The familiar Skype ringtone sounded, and Sneha Sheth and Sindhuja Jeyabal found themselves face to face. Between them lay a screen and 8,834 miles. They’d never spoken before, but a friend of a friend at Berkeley had recently introduced them due to their unique shared passion for education in India. “You both talk about education a lot,” he said, “you guys should meet.”

What started as an informal chat between two women who could not have been more different on paper quickly became an intense discussion about the power of education. Having seen inequity across the globe, the two were motivated to change how women could access high quality education.

The call was enough to convince Sneha to fly back from Mumbai to the bay area, where they were both in grad school at UC Berkeley, to determine if Sindhuja might be the right co-founder for her new venture, Dost.

The Big Idea

Parents are your first teacher. Dost’s 1 minute-podcasts empower parents to set their children up for educational success.

An Engineer’s Perspective on Education for All

Sindhuja’s grandparents worked as weavers in a village in south India, earning less than $1 a day. It was hard work for little pay, and with seven children Sindhuja’s grandmother constantly stressed the importance of education. She knew if her children didn’t receive a good education, they would likely end up in her shoes. Her determination paid off, and Sindhuja’s father went on to attend university and become the chairman of a bank. While Sindhuja’s family lived a financially-secure life in India, she always knew that her father’s success was unique. She recalls, “seeing before my eyes what education could do.”

Sindhuja decided to pursue computer science. After graduating, she landed in edtech building tools for educators in corporations and well-off universities. Sindhuja eventually realized this wasn’t the kind of impact she wanted to make. Rather, she wanted to build tools for motivated individuals like her grandma who had little access to educational resources. Sindhuja enrolled in UC Berkeley Graduate School and quickly got involved with social impact organizations. She knew there was more out there than building fast moving tech.

Changing How Kids Learn During Early Childhood

On the other side of the planet, mere miles away from where her father grew up, Sneha sat in a tiny Mumbai home with a group of women who could have been her sisters. Sneha had decided not to take a traditional MBA internship, and instead raised $7,000 in Berkeley scholarship funds to pilot Dost. In just four weeks, she’d had conversations about early education with over 100 women who could not read or write. Sneha remembers one of these women sharing, “I stopped going to school in fifth grade,” and now, when her third grade son comes home from school, she said, “I feel like he’s smarter than me. I don’t have the means to support my child or make him better at school.”

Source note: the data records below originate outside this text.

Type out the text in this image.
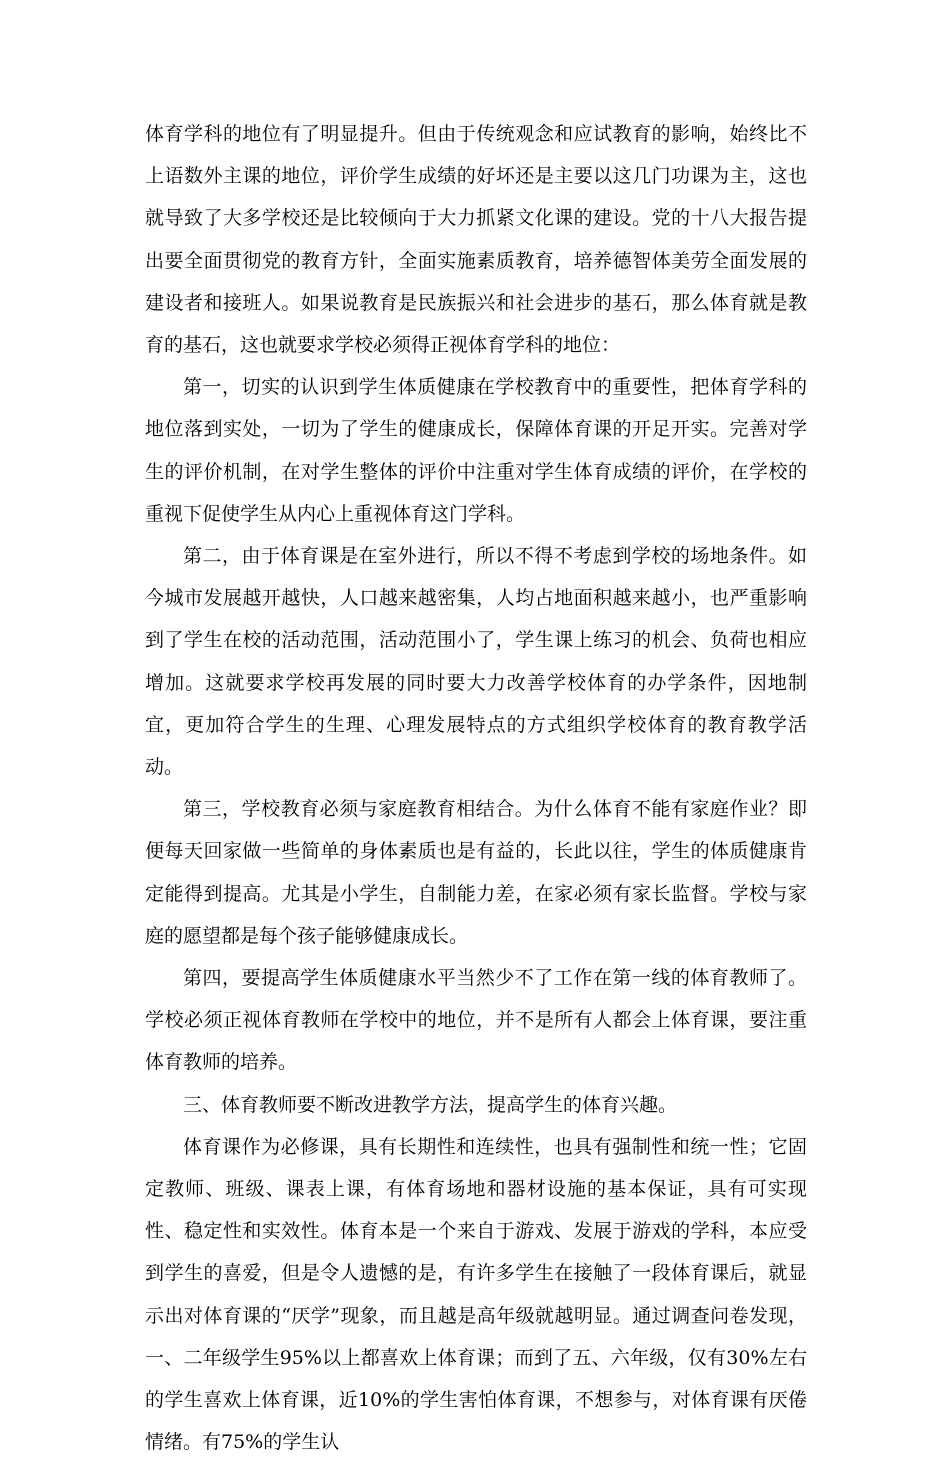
体育学科的地位有了明显提升。但由于传统观念和应试教育的影响，始终比不上语数外主课的地位，评价学生成绩的好坏还是主要以这几门功课为主，这也就导致了大多学校还是比较倾向于大力抓紧文化课的建设。党的十八大报告提出要全面贯彻党的教育方针，全面实施素质教育，培养德智体美劳全面发展的建设者和接班人。如果说教育是民族振兴和社会进步的基石，那么体育就是教育的基石，这也就要求学校必须得正视体育学科的地位：

第一，切实的认识到学生体质健康在学校教育中的重要性，把体育学科的地位落到实处，一切为了学生的健康成长，保障体育课的开足开实。完善对学生的评价机制，在对学生整体的评价中注重对学生体育成绩的评价，在学校的重视下促使学生从内心上重视体育这门学科。

第二，由于体育课是在室外进行，所以不得不考虑到学校的场地条件。如今城市发展越开越快，人口越来越密集，人均占地面积越来越小，也严重影响到了学生在校的活动范围，活动范围小了，学生课上练习的机会、负荷也相应增加。这就要求学校再发展的同时要大力改善学校体育的办学条件，因地制宜，更加符合学生的生理、心理发展特点的方式组织学校体育的教育教学活动。

第三，学校教育必须与家庭教育相结合。为什么体育不能有家庭作业？即便每天回家做一些简单的身体素质也是有益的，长此以往，学生的体质健康肯定能得到提高。尤其是小学生，自制能力差，在家必须有家长监督。学校与家庭的愿望都是每个孩子能够健康成长。

第四，要提高学生体质健康水平当然少不了工作在第一线的体育教师了。学校必须正视体育教师在学校中的地位，并不是所有人都会上体育课，要注重体育教师的培养。

三、体育教师要不断改进教学方法，提高学生的体育兴趣。

体育课作为必修课，具有长期性和连续性，也具有强制性和统一性；它固定教师、班级、课表上课，有体育场地和器材设施的基本保证，具有可实现性、稳定性和实效性。体育本是一个来自于游戏、发展于游戏的学科，本应受到学生的喜爱，但是令人遗憾的是，有许多学生在接触了一段体育课后，就显示出对体育课的“厌学”现象，而且越是高年级就越明显。通过调查问卷发现，一、二年级学生95%以上都喜欢上体育课；而到了五、六年级，仅有30%左右的学生喜欢上体育课，近10%的学生害怕体育课，不想参与，对体育课有厌倦情绪。有75%的学生认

Through a series of experiences like this, Sneha came to recognize that the education problem in India was systemic. There was a gap between the important role women wanted to play in their children’s lives, and their ability to do so because of their education level. Literacy challenges start early for kids. In fact, 90% of brain development occurs before the age of 6. Empowering mothers, Sneha thought, could make a huge dent in the persistent education problem. While resources catered to low literacy mothers didn’t yet exist — basic feature phones did. And 65% of women in urban India own a cell phone. That’s when things clicked, and Sneha began building Dost.

Dost — A Mother’s Friend

… Which brings us to six months after that first Skype call. Sneha and Sindhuja agreed to go all in on Dost.

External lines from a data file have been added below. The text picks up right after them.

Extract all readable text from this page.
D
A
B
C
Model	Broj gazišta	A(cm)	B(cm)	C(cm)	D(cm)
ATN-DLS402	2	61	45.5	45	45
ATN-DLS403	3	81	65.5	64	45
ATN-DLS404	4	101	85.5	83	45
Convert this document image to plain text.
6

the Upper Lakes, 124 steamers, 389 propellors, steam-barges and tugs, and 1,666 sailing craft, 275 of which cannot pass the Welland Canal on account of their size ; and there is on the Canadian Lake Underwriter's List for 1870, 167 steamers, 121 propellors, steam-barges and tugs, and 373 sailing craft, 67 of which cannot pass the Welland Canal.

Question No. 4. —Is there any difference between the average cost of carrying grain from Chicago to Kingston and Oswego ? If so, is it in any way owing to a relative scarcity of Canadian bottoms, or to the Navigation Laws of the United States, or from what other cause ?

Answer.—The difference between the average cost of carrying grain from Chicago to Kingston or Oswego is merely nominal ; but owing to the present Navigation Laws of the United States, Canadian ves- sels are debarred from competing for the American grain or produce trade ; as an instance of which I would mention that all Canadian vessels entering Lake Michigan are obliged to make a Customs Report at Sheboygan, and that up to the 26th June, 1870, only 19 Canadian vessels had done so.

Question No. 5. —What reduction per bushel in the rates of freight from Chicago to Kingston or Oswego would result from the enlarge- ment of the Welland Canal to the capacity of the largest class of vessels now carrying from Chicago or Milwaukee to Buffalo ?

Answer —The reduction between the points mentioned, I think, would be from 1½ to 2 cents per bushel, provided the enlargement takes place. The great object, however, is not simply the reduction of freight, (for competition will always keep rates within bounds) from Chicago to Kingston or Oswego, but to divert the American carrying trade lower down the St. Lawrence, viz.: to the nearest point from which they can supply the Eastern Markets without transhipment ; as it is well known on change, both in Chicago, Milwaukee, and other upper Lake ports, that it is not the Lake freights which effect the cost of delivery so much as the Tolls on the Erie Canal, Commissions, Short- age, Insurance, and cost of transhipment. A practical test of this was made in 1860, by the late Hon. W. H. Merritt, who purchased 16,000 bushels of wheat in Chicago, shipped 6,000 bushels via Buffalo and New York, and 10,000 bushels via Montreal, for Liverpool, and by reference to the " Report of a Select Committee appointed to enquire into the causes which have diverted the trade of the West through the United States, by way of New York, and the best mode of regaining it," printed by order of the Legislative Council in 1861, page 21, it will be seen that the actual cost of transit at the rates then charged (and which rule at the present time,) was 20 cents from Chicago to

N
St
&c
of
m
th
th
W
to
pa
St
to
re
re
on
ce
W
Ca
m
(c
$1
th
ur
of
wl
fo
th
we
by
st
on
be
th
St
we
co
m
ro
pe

Dost is an audio-content platform delivering daily 1–2 minute phone messages to Indian mothers. The goal is to help them with parenting in the form of fun and “easy to apply” tips. An example of one of the messages includes coaching parents on teaching their children cognitive skills like “big versus small” by changing the size of their rotis at dinner. Another walks mothers through engaging their children while cooking — ask them to count the lentils.

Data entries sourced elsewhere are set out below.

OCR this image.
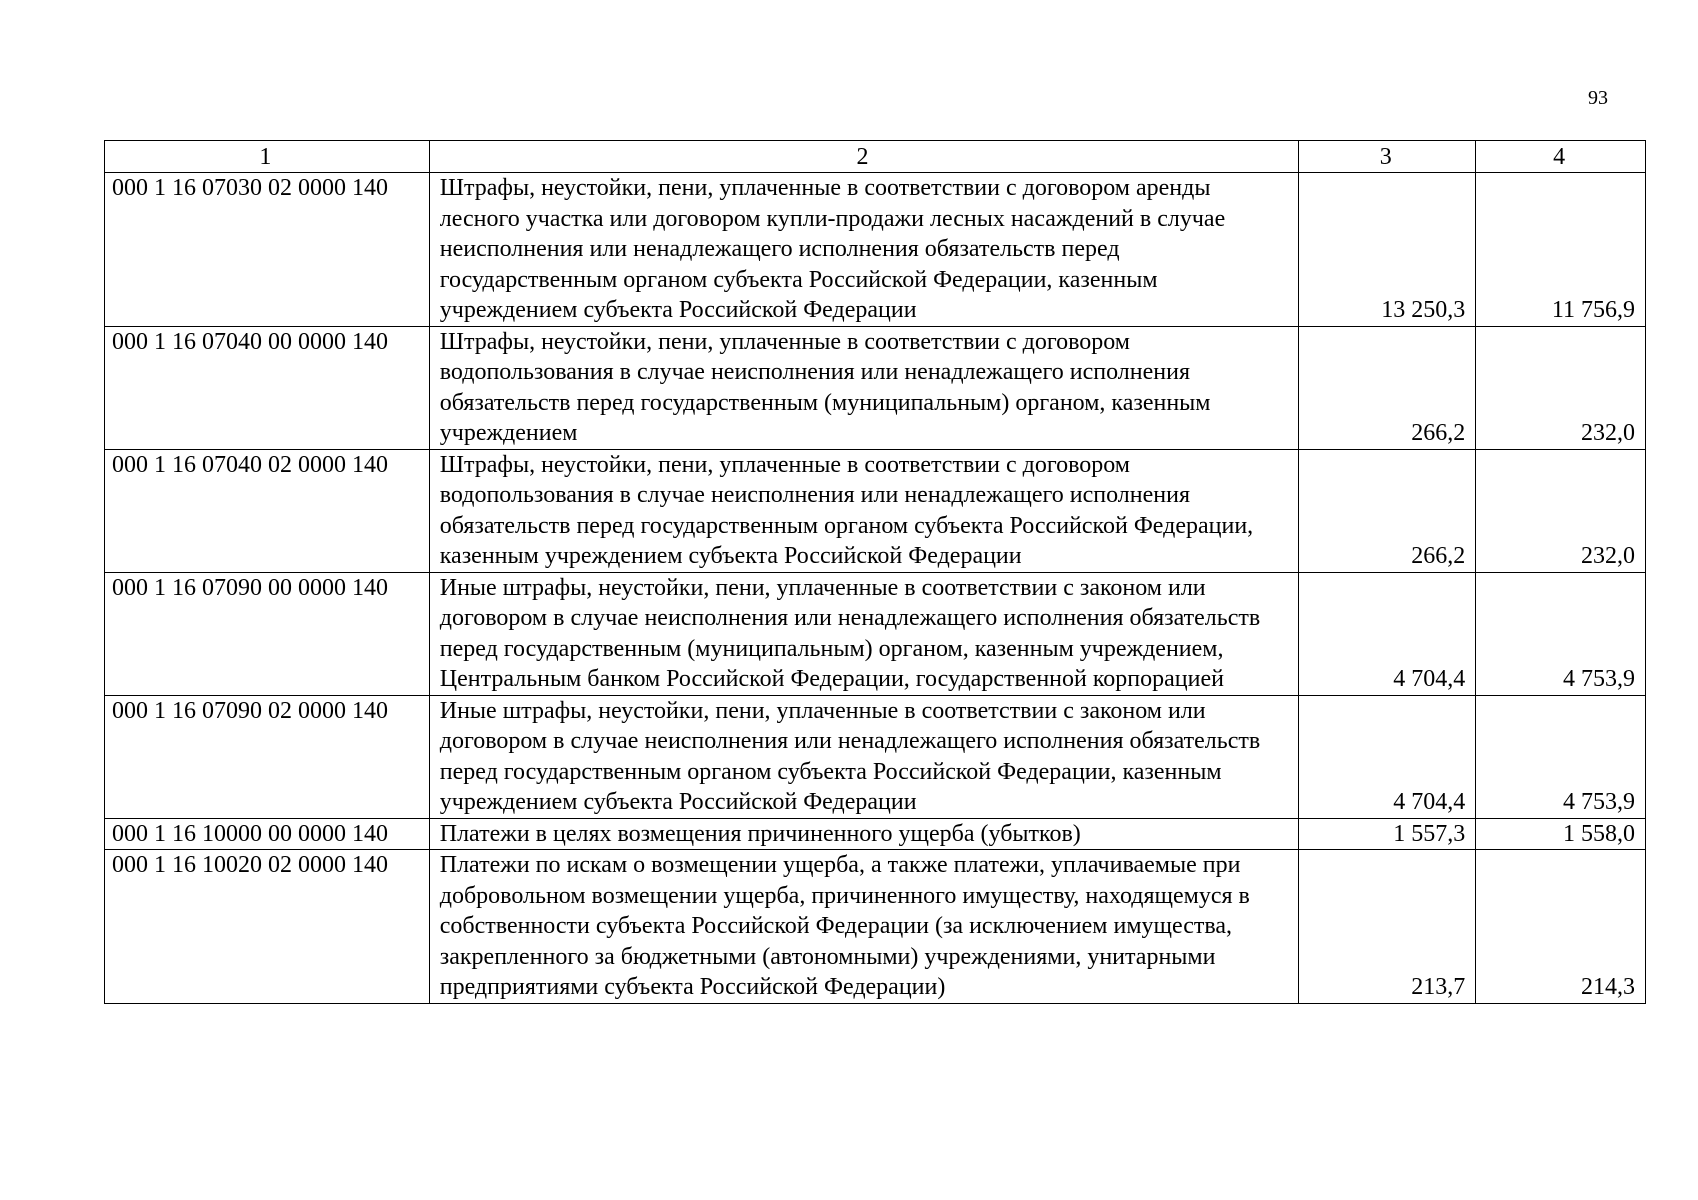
93
1	2	3	4
000 1 16 07030 02 0000 140	Штрафы, неустойки, пени, уплаченные в соответствии с договором аренды лесного участка или договором купли-продажи лесных насаждений в случае неисполнения или ненадлежащего исполнения обязательств перед государственным органом субъекта Российской Федерации, казенным учреждением субъекта Российской Федерации	13 250,3	11 756,9
000 1 16 07040 00 0000 140	Штрафы, неустойки, пени, уплаченные в соответствии с договором водопользования в случае неисполнения или ненадлежащего исполнения обязательств перед государственным (муниципальным) органом, казенным учреждением	266,2	232,0
000 1 16 07040 02 0000 140	Штрафы, неустойки, пени, уплаченные в соответствии с договором водопользования в случае неисполнения или ненадлежащего исполнения обязательств перед государственным органом субъекта Российской Федерации, казенным учреждением субъекта Российской Федерации	266,2	232,0
000 1 16 07090 00 0000 140	Иные штрафы, неустойки, пени, уплаченные в соответствии с законом или договором в случае неисполнения или ненадлежащего исполнения обязательств перед государственным (муниципальным) органом, казенным учреждением, Центральным банком Российской Федерации, государственной корпорацией	4 704,4	4 753,9
000 1 16 07090 02 0000 140	Иные штрафы, неустойки, пени, уплаченные в соответствии с законом или договором в случае неисполнения или ненадлежащего исполнения обязательств перед государственным органом субъекта Российской Федерации, казенным учреждением субъекта Российской Федерации	4 704,4	4 753,9
000 1 16 10000 00 0000 140	Платежи в целях возмещения причиненного ущерба (убытков)	1 557,3	1 558,0
000 1 16 10020 02 0000 140	Платежи по искам о возмещении ущерба, а также платежи, уплачиваемые при добровольном возмещении ущерба, причиненного имуществу, находящемуся в собственности субъекта Российской Федерации (за исключением имущества, закрепленного за бюджетными (автономными) учреждениями, унитарными предприятиями субъекта Российской Федерации)	213,7	214,3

And they’re seeing incredible results. In the last year, Dost has grown from serving 300 families to 15,000, and plans to reach 30,000 parents by the end of the year. Remarkably, 80% of parents say that their children’s discipline and ability to follow instructions has improved after using Dost. Additionally, parents who use Dost can name on average 3–4 more specific educational activities to do with their children compared to non-Dost parents in the same community.

According to the Dost team, mothers love receiving the messages. For many, it’s the only call they’ll receive all day (did we mention that “dost” means “friend” in Hindi?). In fact, 95% of Dost users are active weekly, meaning they listen to at least one message a week. Dost teaches parents that their small actions have a big impact on their children’s development.

One of Dost’s favorite user stories was when a mother told Sneha, “I never used to talk or sing to my son in the morning, but Dost taught me that singing builds vocabulary. Now in the morning, I sing. My son says I’m not a good singer. He laughs at me and finds it hilarious.” Sneha asked if she was going to stop, and she said, “No. It makes me happy to know I’m doing something that will grow his brain. If he notices it that’s even better!”